We always strive to process your personal data within the EU/EEA area, but your personal data may in some cases be transferred to and processed in a country outside the EU/EEA area by our service providers. In these cases, a data protection agreement is used to protect and safeguard the personal data transferred. We will ensure that there are adequate safeguards in place to protect your personal data in light of the laws of the receiving country. Normally we rely on the EU Commission's Standard Contractual Clauses for transfers of personal data to recipients outside the EU/EEA.
Information about the countries to which we, where appropriate, transfer your personal data and the safeguards implemented can be obtained upon request.

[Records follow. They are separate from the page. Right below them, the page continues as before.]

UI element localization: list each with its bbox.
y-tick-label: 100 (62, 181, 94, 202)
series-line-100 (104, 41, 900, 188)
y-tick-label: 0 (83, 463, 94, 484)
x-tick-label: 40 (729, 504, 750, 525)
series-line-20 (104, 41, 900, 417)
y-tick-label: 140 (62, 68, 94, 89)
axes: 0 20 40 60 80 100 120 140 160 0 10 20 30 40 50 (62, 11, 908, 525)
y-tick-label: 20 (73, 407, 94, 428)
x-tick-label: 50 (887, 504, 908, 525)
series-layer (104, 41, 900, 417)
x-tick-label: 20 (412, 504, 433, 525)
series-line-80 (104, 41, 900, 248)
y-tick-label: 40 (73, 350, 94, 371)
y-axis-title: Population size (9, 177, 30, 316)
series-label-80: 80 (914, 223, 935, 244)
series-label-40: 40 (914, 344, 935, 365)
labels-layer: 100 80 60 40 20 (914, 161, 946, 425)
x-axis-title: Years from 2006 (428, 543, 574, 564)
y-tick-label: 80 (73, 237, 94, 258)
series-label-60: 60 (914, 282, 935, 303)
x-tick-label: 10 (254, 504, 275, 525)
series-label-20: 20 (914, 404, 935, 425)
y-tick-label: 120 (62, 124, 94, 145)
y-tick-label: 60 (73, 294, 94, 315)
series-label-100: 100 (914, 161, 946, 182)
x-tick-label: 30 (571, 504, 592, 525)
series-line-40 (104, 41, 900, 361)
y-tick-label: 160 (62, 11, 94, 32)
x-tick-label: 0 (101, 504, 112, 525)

How long do we store your personal data?
We store your personal data only as long as we need to in order to fulfil our purpose for processing it and to meet any applicable legal requirement. We will then safely erase or anonymise your data so that it can no longer be linked to you. The main principles for assessing the retention period for personal data we apply are:
- the period which the recruitment process in on-going,
- the period we need to retain personal data in order to fulfil legal requirements (e.g. in the area of employee co-determination),
- the period which personal data may be needed in order to establish, exercise and defend legal claims (i.e. with reference to statutory and other periods of limitation) and
- the period which we have another legitimate business purpose to store the personal data (e.g. to evaluate the recruitment process).
Personal data processed in background checks will only be processed during the recruitment process and will not be documented or stored.